The revenue arising from exactions upon this nation was so considerable, that there was a particular court of exchequer set apart for managing it.
We may judge concerning the low state of commerce among the English, when the Jews, notwithstanding these oppressions, could still find their account in trading among them, and lending them money.

And as the improvements of agriculture were also much checked by the immense possessions of the nobility, by the disorders of the times, and by the precarious state of feudal property, it appears that industry of no kind could then have place in the kingdom.
It is asserted by Sir Harry Spelman,[*] as an undoubted truth, that, during the reigns of the first Norman princes, every edict of the king, issued with the consent of his privy council, had the full force of law.

But the barons surely were not so passive as to intrust a power, entirely arbitrary and despotic, into the hands of the sovereign.

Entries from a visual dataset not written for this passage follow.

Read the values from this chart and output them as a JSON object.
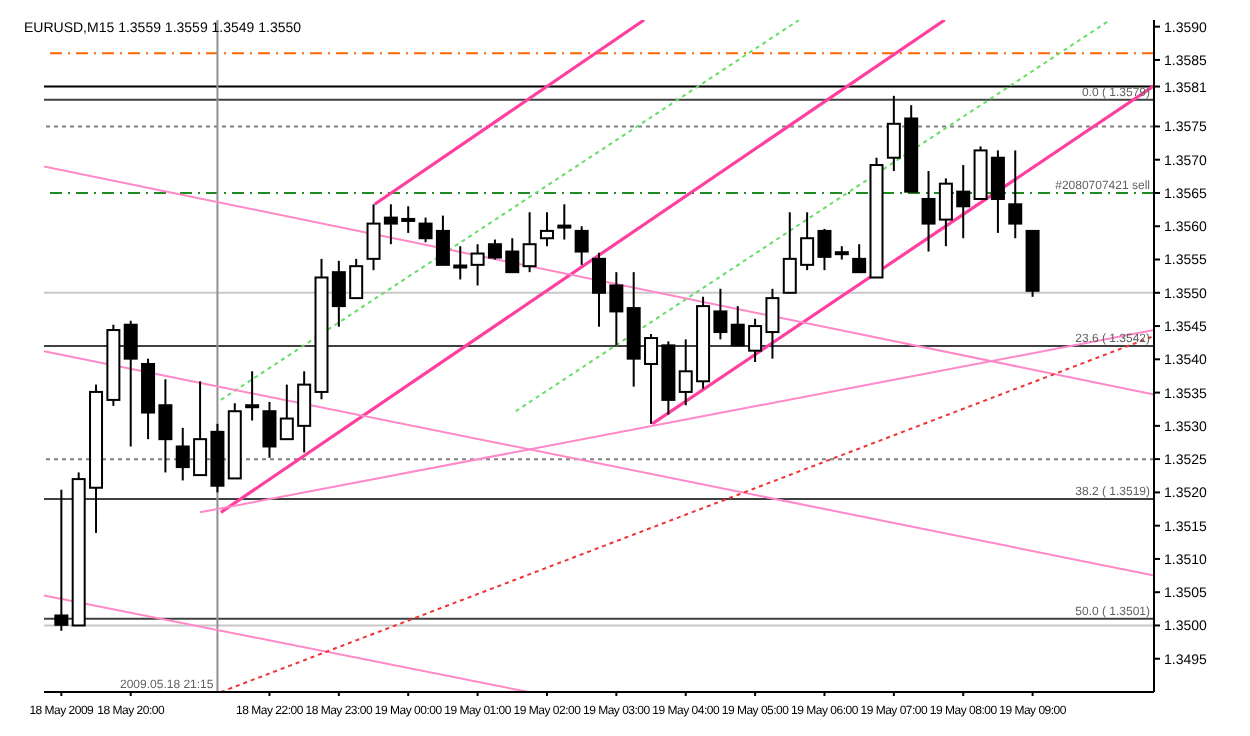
{
  "chart_data": {
    "type": "candlestick",
    "title": "EURUSD,M15  1.3559 1.3559 1.3549 1.3550",
    "x": [
      "2009-05-18T19:00",
      "2009-05-18T19:15",
      "2009-05-18T19:30",
      "2009-05-18T19:45",
      "2009-05-18T20:00",
      "2009-05-18T20:15",
      "2009-05-18T20:30",
      "2009-05-18T20:45",
      "2009-05-18T21:00",
      "2009-05-18T21:15",
      "2009-05-18T21:30",
      "2009-05-18T21:45",
      "2009-05-18T22:00",
      "2009-05-18T22:15",
      "2009-05-18T22:30",
      "2009-05-18T22:45",
      "2009-05-18T23:00",
      "2009-05-18T23:15",
      "2009-05-18T23:30",
      "2009-05-18T23:45",
      "2009-05-19T00:00",
      "2009-05-19T00:15",
      "2009-05-19T00:30",
      "2009-05-19T00:45",
      "2009-05-19T01:00",
      "2009-05-19T01:15",
      "2009-05-19T01:30",
      "2009-05-19T01:45",
      "2009-05-19T02:00",
      "2009-05-19T02:15",
      "2009-05-19T02:30",
      "2009-05-19T02:45",
      "2009-05-19T03:00",
      "2009-05-19T03:15",
      "2009-05-19T03:30",
      "2009-05-19T03:45",
      "2009-05-19T04:00",
      "2009-05-19T04:15",
      "2009-05-19T04:30",
      "2009-05-19T04:45",
      "2009-05-19T05:00",
      "2009-05-19T05:15",
      "2009-05-19T05:30",
      "2009-05-19T05:45",
      "2009-05-19T06:00",
      "2009-05-19T06:15",
      "2009-05-19T06:30",
      "2009-05-19T06:45",
      "2009-05-19T07:00",
      "2009-05-19T07:15",
      "2009-05-19T07:30",
      "2009-05-19T07:45",
      "2009-05-19T08:00",
      "2009-05-19T08:15",
      "2009-05-19T08:30",
      "2009-05-19T08:45",
      "2009-05-19T09:00"
    ],
    "ohlc": [
      [
        1.35015,
        1.35204,
        1.34992,
        1.35001
      ],
      [
        1.35,
        1.3523,
        1.35,
        1.3522
      ],
      [
        1.35207,
        1.35362,
        1.35139,
        1.35351
      ],
      [
        1.35339,
        1.35452,
        1.3533,
        1.35444
      ],
      [
        1.35452,
        1.35458,
        1.35269,
        1.35401
      ],
      [
        1.35393,
        1.35401,
        1.3528,
        1.3532
      ],
      [
        1.35331,
        1.3537,
        1.3523,
        1.3528
      ],
      [
        1.35269,
        1.35297,
        1.35218,
        1.35238
      ],
      [
        1.35226,
        1.35367,
        1.35226,
        1.3528
      ],
      [
        1.35291,
        1.35303,
        1.352,
        1.3521
      ],
      [
        1.35221,
        1.35334,
        1.35221,
        1.35322
      ],
      [
        1.3533,
        1.35382,
        1.35308,
        1.35331
      ],
      [
        1.35322,
        1.35336,
        1.35252,
        1.35269
      ],
      [
        1.3528,
        1.35362,
        1.3528,
        1.35311
      ],
      [
        1.353,
        1.35382,
        1.3526,
        1.35362
      ],
      [
        1.35351,
        1.35551,
        1.3534,
        1.35523
      ],
      [
        1.35531,
        1.35548,
        1.35449,
        1.3548
      ],
      [
        1.35492,
        1.35551,
        1.35492,
        1.3554
      ],
      [
        1.35551,
        1.35633,
        1.35534,
        1.35604
      ],
      [
        1.35613,
        1.35633,
        1.35573,
        1.35604
      ],
      [
        1.3561,
        1.3563,
        1.3559,
        1.35611
      ],
      [
        1.35604,
        1.35613,
        1.35576,
        1.35582
      ],
      [
        1.35593,
        1.35616,
        1.35542,
        1.35542
      ],
      [
        1.3554,
        1.3557,
        1.3552,
        1.35541
      ],
      [
        1.35542,
        1.35573,
        1.35511,
        1.35559
      ],
      [
        1.35573,
        1.3558,
        1.3555,
        1.35553
      ],
      [
        1.35562,
        1.35582,
        1.3553,
        1.35531
      ],
      [
        1.3554,
        1.35621,
        1.35531,
        1.35573
      ],
      [
        1.35582,
        1.35621,
        1.3557,
        1.35593
      ],
      [
        1.356,
        1.35633,
        1.3558,
        1.35601
      ],
      [
        1.35593,
        1.356,
        1.35542,
        1.35562
      ],
      [
        1.35551,
        1.3556,
        1.35449,
        1.355
      ],
      [
        1.35511,
        1.35531,
        1.35421,
        1.35472
      ],
      [
        1.35477,
        1.35531,
        1.35359,
        1.35401
      ],
      [
        1.35393,
        1.35438,
        1.35303,
        1.35432
      ],
      [
        1.35421,
        1.35427,
        1.35317,
        1.35339
      ],
      [
        1.35351,
        1.3543,
        1.35331,
        1.35382
      ],
      [
        1.35367,
        1.35494,
        1.35356,
        1.3548
      ],
      [
        1.35472,
        1.35506,
        1.3543,
        1.35441
      ],
      [
        1.35452,
        1.3548,
        1.3542,
        1.35421
      ],
      [
        1.35413,
        1.35461,
        1.35396,
        1.3545
      ],
      [
        1.35441,
        1.35506,
        1.35401,
        1.35492
      ],
      [
        1.355,
        1.35621,
        1.355,
        1.35551
      ],
      [
        1.35542,
        1.35621,
        1.35534,
        1.35582
      ],
      [
        1.35593,
        1.35596,
        1.35534,
        1.35554
      ],
      [
        1.3556,
        1.3557,
        1.3555,
        1.35561
      ],
      [
        1.35551,
        1.35573,
        1.3553,
        1.35531
      ],
      [
        1.35523,
        1.35703,
        1.35523,
        1.35692
      ],
      [
        1.35703,
        1.35796,
        1.35683,
        1.35754
      ],
      [
        1.35762,
        1.35782,
        1.35652,
        1.35652
      ],
      [
        1.35641,
        1.35683,
        1.35562,
        1.35604
      ],
      [
        1.3561,
        1.35672,
        1.3557,
        1.35664
      ],
      [
        1.35652,
        1.35692,
        1.35582,
        1.3563
      ],
      [
        1.35641,
        1.3572,
        1.3564,
        1.35714
      ],
      [
        1.35703,
        1.35714,
        1.3559,
        1.35641
      ],
      [
        1.35633,
        1.35714,
        1.35582,
        1.35604
      ],
      [
        1.35593,
        1.35593,
        1.35494,
        1.35503
      ]
    ],
    "color": "#000000",
    "series": [
      {
        "type": "line",
        "color": "#ff3fa0",
        "line_style": "solid",
        "x": [
          "2009-05-18T23:31",
          "2009-05-19T03:24"
        ],
        "values": [
          1.35633,
          1.3591
        ]
      },
      {
        "type": "line",
        "color": "#ff3fa0",
        "line_style": "solid",
        "x": [
          "2009-05-18T21:18",
          "2009-05-19T07:44"
        ],
        "values": [
          1.3517,
          1.3591
        ]
      },
      {
        "type": "line",
        "color": "#ff3fa0",
        "line_style": "solid",
        "x": [
          "2009-05-19T03:31",
          "2009-05-19T10:45"
        ],
        "values": [
          1.35303,
          1.35811
        ]
      },
      {
        "type": "line",
        "color": "#66dd66",
        "line_style": "dotted",
        "x": [
          "2009-05-18T21:18",
          "2009-05-19T05:38"
        ],
        "values": [
          1.35339,
          1.3591
        ]
      },
      {
        "type": "line",
        "color": "#66dd66",
        "line_style": "dotted",
        "x": [
          "2009-05-19T01:33",
          "2009-05-19T10:07"
        ],
        "values": [
          1.35322,
          1.3591
        ]
      },
      {
        "type": "line",
        "color": "#ff88c8",
        "line_style": "solid",
        "x": [
          "2009-05-18T18:45",
          "2009-05-19T10:45"
        ],
        "values": [
          1.3569,
          1.35347
        ]
      },
      {
        "type": "line",
        "color": "#ff88c8",
        "line_style": "solid",
        "x": [
          "2009-05-18T18:45",
          "2009-05-19T10:45"
        ],
        "values": [
          1.35412,
          1.35075
        ]
      },
      {
        "type": "line",
        "color": "#ff88c8",
        "line_style": "solid",
        "x": [
          "2009-05-18T18:45",
          "2009-05-19T01:44"
        ],
        "values": [
          1.35045,
          1.349
        ]
      },
      {
        "type": "line",
        "color": "#ff88c8",
        "line_style": "solid",
        "x": [
          "2009-05-18T21:00",
          "2009-05-19T10:45"
        ],
        "values": [
          1.3517,
          1.35444
        ]
      },
      {
        "type": "line",
        "color": "#ee3333",
        "line_style": "dotted",
        "x": [
          "2009-05-18T21:18",
          "2009-05-19T10:45"
        ],
        "values": [
          1.349,
          1.35435
        ]
      }
    ],
    "ref_lines": [
      {
        "axis": "y",
        "value": 1.3586,
        "color": "#ff6600",
        "line_style": "dashed"
      },
      {
        "axis": "y",
        "value": 1.3581,
        "color": "#000000",
        "line_style": "solid"
      },
      {
        "axis": "y",
        "value": 1.3579,
        "label": "0.0 ( 1.3579)",
        "color": "#404040",
        "line_style": "solid"
      },
      {
        "axis": "y",
        "value": 1.3575,
        "color": "#808080",
        "line_style": "dotted"
      },
      {
        "axis": "y",
        "value": 1.3565,
        "label": "#2080707421 sell",
        "color": "#228822",
        "line_style": "dashed"
      },
      {
        "axis": "y",
        "value": 1.355,
        "color": "#c8c8c8",
        "line_style": "solid"
      },
      {
        "axis": "y",
        "value": 1.3542,
        "label": "23.6 ( 1.3542)",
        "color": "#404040",
        "line_style": "solid"
      },
      {
        "axis": "y",
        "value": 1.3525,
        "color": "#808080",
        "line_style": "dotted"
      },
      {
        "axis": "y",
        "value": 1.3519,
        "label": "38.2 ( 1.3519)",
        "color": "#404040",
        "line_style": "solid"
      },
      {
        "axis": "y",
        "value": 1.3501,
        "label": "50.0 ( 1.3501)",
        "color": "#404040",
        "line_style": "solid"
      },
      {
        "axis": "y",
        "value": 1.35,
        "color": "#c8c8c8",
        "line_style": "solid"
      },
      {
        "axis": "x",
        "value": "2009-05-18T21:15",
        "label": "2009.05.18 21:15",
        "color": "#909090",
        "line_style": "solid"
      }
    ],
    "xlim": [
      "2009-05-18T18:45",
      "2009-05-19T10:45"
    ],
    "xticks": [
      {
        "value": "2009-05-18T19:00",
        "label": "18 May 2009"
      },
      {
        "value": "2009-05-18T20:00",
        "label": "18 May 20:00"
      },
      {
        "value": "2009-05-18T22:00",
        "label": "18 May 22:00"
      },
      {
        "value": "2009-05-18T23:00",
        "label": "18 May 23:00"
      },
      {
        "value": "2009-05-19T00:00",
        "label": "19 May 00:00"
      },
      {
        "value": "2009-05-19T01:00",
        "label": "19 May 01:00"
      },
      {
        "value": "2009-05-19T02:00",
        "label": "19 May 02:00"
      },
      {
        "value": "2009-05-19T03:00",
        "label": "19 May 03:00"
      },
      {
        "value": "2009-05-19T04:00",
        "label": "19 May 04:00"
      },
      {
        "value": "2009-05-19T05:00",
        "label": "19 May 05:00"
      },
      {
        "value": "2009-05-19T06:00",
        "label": "19 May 06:00"
      },
      {
        "value": "2009-05-19T07:00",
        "label": "19 May 07:00"
      },
      {
        "value": "2009-05-19T08:00",
        "label": "19 May 08:00"
      },
      {
        "value": "2009-05-19T09:00",
        "label": "19 May 09:00"
      }
    ],
    "ylim": [
      1.349,
      1.3591
    ],
    "yticks": [
      {
        "value": 1.3495,
        "label": "1.3495"
      },
      {
        "value": 1.35,
        "label": "1.3500"
      },
      {
        "value": 1.3505,
        "label": "1.3505"
      },
      {
        "value": 1.351,
        "label": "1.3510"
      },
      {
        "value": 1.3515,
        "label": "1.3515"
      },
      {
        "value": 1.352,
        "label": "1.3520"
      },
      {
        "value": 1.3525,
        "label": "1.3525"
      },
      {
        "value": 1.353,
        "label": "1.3530"
      },
      {
        "value": 1.3535,
        "label": "1.3535"
      },
      {
        "value": 1.354,
        "label": "1.3540"
      },
      {
        "value": 1.3545,
        "label": "1.3545"
      },
      {
        "value": 1.355,
        "label": "1.3550"
      },
      {
        "value": 1.3555,
        "label": "1.3555"
      },
      {
        "value": 1.356,
        "label": "1.3560"
      },
      {
        "value": 1.3565,
        "label": "1.3565"
      },
      {
        "value": 1.357,
        "label": "1.3570"
      },
      {
        "value": 1.3575,
        "label": "1.3575"
      },
      {
        "value": 1.3581,
        "label": "1.3581"
      },
      {
        "value": 1.3585,
        "label": "1.3585"
      },
      {
        "value": 1.359,
        "label": "1.3590"
      }
    ]
  }
}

It only appears, that the constitution had not fixed any precise boundaries to the royal power; that the right of issuing proclamations on any emergence, and of exacting obedience to them,--a right which was always supposed inherent in the crown,--is very difficult to be distinguished from a legislative authority; that the extreme imperfection of the ancient laws, and the sudden exigencies which often occurred in such turbulent governments, obliged the prince to exert frequently the latent powers of his prerogative; that he naturally proceeded, from the acquiescence of the people, to assume, in many particulars of moment, an authority from which he had excluded himself by express statutes, charters, or concessions, and which was, in the main, repugnant to the general genius of the constitution; and that the lives; the personal liberty, and the properties of all his subjects were less secured by law against the exertion of his arbitrary authority than by the independent power and private connections of each individual.
[* We learn from the extracts given us of Domesday by Brady in his Treatise of Boroughs, that almost all the boroughs of England had suffered in the shock of the conquest, and had extremely decayed between the death of the Confessor and the time when Domesday was framed.